A Different Kind of Green Spurred City Trash Law

     DALLAS (CN) – A federal judge squashed a Dallas law that set one landfill for commercial trash dumps, blasting city leaders for lying about the environmental justification.
     U.S. District Judge Reed O’Connor imposed a permanent injunction on the flow-control ordinance Tuesday. Passed in 2011, the law forced haulers to take trash from the city to the McCommas Bluff Sanitary Landfill in southeast Dallas. Before the ordinance, they were allowed to take the trash to several other landfills in the city and in the surrounding suburbs.
     In his 37-page order, O’Connor scoffed at the city’s stated reasons for passing the ordinance, such as detering illegal dumping while increasing recycling and cost efficiency.
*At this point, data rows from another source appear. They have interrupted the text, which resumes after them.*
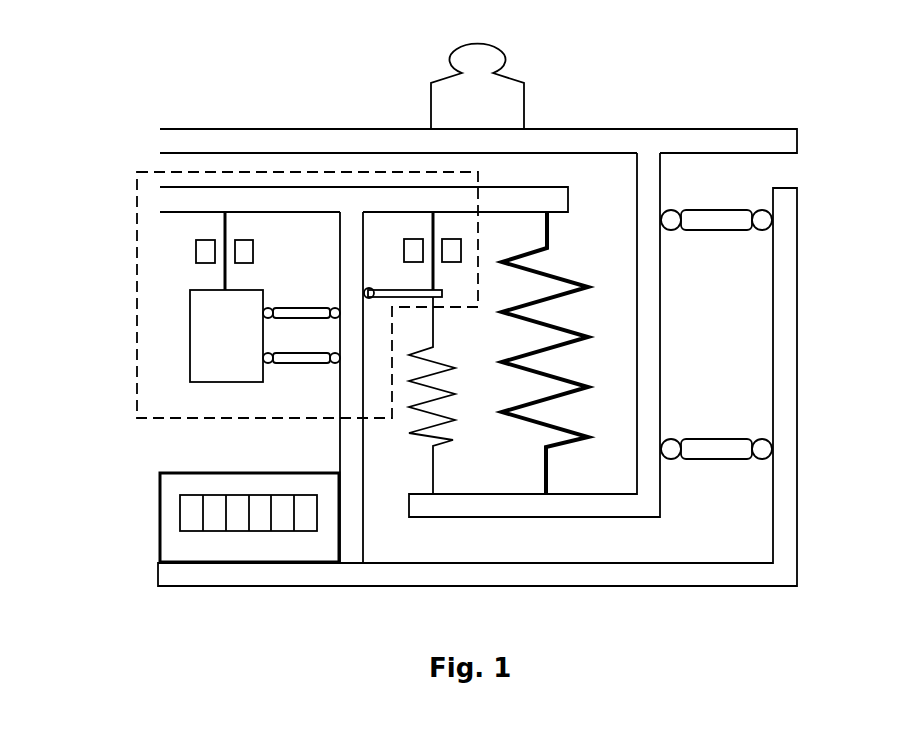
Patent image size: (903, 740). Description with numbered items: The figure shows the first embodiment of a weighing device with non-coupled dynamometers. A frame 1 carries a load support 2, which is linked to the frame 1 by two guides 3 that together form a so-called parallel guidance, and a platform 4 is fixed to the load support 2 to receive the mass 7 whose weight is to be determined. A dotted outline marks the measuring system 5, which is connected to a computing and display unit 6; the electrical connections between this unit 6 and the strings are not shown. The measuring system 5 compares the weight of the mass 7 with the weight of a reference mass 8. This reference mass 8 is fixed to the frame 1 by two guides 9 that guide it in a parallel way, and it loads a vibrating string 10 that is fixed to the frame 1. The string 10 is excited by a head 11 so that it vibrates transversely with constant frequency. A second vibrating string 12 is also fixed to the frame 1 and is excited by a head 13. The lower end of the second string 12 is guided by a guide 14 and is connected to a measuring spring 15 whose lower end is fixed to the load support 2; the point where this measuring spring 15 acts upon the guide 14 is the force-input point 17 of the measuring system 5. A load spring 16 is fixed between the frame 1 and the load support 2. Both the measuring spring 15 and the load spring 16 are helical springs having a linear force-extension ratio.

The frame 1 is at (786, 384).
The load support 2 is at (647, 324).
The guides 3 is at (718, 448).
The platform 4 is at (663, 135).
The measuring system 5 is at (158, 398).
The computing and display unit 6 is at (174, 508).
The mass 7 is at (507, 92).
The reference mass 8 is at (208, 317).
The guides 9 is at (296, 316).
The vibrating string 10 is at (228, 268).
The head 11 is at (246, 248).
The second vibrating string 12 is at (436, 275).
The head 13 is at (448, 246).
The guide 14 is at (416, 292).
The measuring spring 15 is at (447, 374).
The load spring 16 is at (560, 372).
The force-input point 17 is at (432, 298).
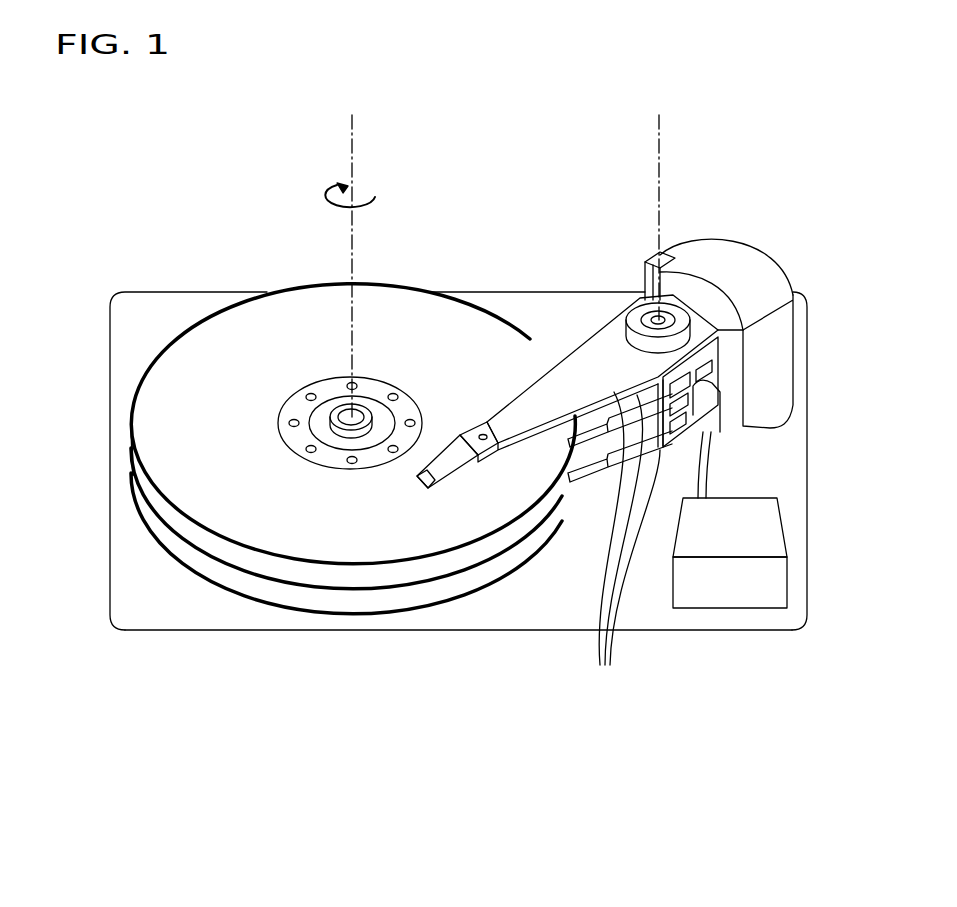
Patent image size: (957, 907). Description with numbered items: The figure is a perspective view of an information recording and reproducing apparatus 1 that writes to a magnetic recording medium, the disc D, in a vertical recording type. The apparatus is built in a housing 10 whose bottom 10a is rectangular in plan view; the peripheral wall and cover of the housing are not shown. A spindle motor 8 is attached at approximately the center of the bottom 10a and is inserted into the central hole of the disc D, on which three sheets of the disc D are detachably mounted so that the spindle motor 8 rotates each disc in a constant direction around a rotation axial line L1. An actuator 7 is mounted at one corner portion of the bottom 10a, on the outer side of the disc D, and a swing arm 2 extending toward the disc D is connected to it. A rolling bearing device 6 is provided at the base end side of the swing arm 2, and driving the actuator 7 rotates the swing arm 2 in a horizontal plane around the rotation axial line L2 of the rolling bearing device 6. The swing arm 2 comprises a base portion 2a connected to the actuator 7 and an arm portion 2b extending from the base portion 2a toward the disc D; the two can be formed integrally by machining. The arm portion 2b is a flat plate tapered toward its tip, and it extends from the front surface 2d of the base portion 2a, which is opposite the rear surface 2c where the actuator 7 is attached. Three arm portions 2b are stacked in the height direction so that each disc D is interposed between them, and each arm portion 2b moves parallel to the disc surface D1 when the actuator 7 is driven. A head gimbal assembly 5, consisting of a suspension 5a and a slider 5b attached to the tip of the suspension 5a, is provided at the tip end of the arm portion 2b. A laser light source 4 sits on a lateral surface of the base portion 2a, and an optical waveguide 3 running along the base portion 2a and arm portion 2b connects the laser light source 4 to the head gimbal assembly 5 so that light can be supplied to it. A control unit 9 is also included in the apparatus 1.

The information recording and reproducing apparatus 1 is at (192, 200).
The swing arm 2 is at (634, 467).
The base portion 2a is at (722, 352).
The arm portion 2b is at (512, 407).
The rear surface 2c is at (710, 310).
The front surface 2d is at (648, 392).
The optical waveguide 3 is at (629, 544).
The laser light source 4 is at (700, 364).
The head gimbal assembly 5 is at (448, 607).
The suspension 5a is at (453, 463).
The slider 5b is at (418, 477).
The rolling bearing device 6 is at (660, 303).
The actuator 7 is at (731, 306).
The spindle motor 8 is at (350, 418).
The control unit 9 is at (778, 578).
The housing 10 is at (458, 510).
The bottom 10a is at (530, 617).
The disc D is at (341, 517).
The disc surface D1 is at (246, 513).
The rotation axial line L1 is at (352, 157).
The rotation axial line L2 is at (660, 163).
     “The court finds that, despite the city’s proffered justifications, the evidence demonstrates that it implemented the flow control ordinance to raise revenue to advance its economic and proprietary interests at the expense of the franchisees’ rights,” O’Connor wrote. “This is an unreasonable exercise of its police powers.”
     The judge singled out comments made by Mayor Mike Rawlings at a September 2011 city council meeting that emphasized the revenue-raising benefits of the ordinance.
     As quoted in the ruling, Rawlings said:”There’s 700 to 900 … thousand tons of commercial waste leaving the city of Dallas and people are making money off of that. Corporations outside of Dallas are making money off of that. That could mean $15 to $18 million of revenue for the city coffers.”
     Former city sanitation director Mary Nix also “made a series of admissions that shows the purported justifications were not the true motivation,” according to the ruling.
     “She admitted that the flow control ordinance was not necessary to address illegal dumping issues; that the flow control ordinance, while valuable, was not necessary to increase the recycling rate in Dallas; that no landfills were currently operating in the city without a permit; that solid waste within the city limits was currently being handled in an environmentally sound and cost-efficient manner; and that she could not identify any portion of the flow control ordinance that would help generate data about commercial waste,” O’Connor wrote. “This evidence undermines the argument that the flow control ordinance was implemented to improve air quality, implement “green” technologies, and provide new jobs.”
     The National Solid Waste Management Association, a trade association representing several of the haulers in the lawsuit, said that it was “gratified” by the ruling.
     President and CEO Sharon H. Kneiss said “our efforts – especially those of NSWMA’s Texas Chapter – demonstrate NSWMA will not hesitate to protect the rights of its members and our industry and promote free enterprise.”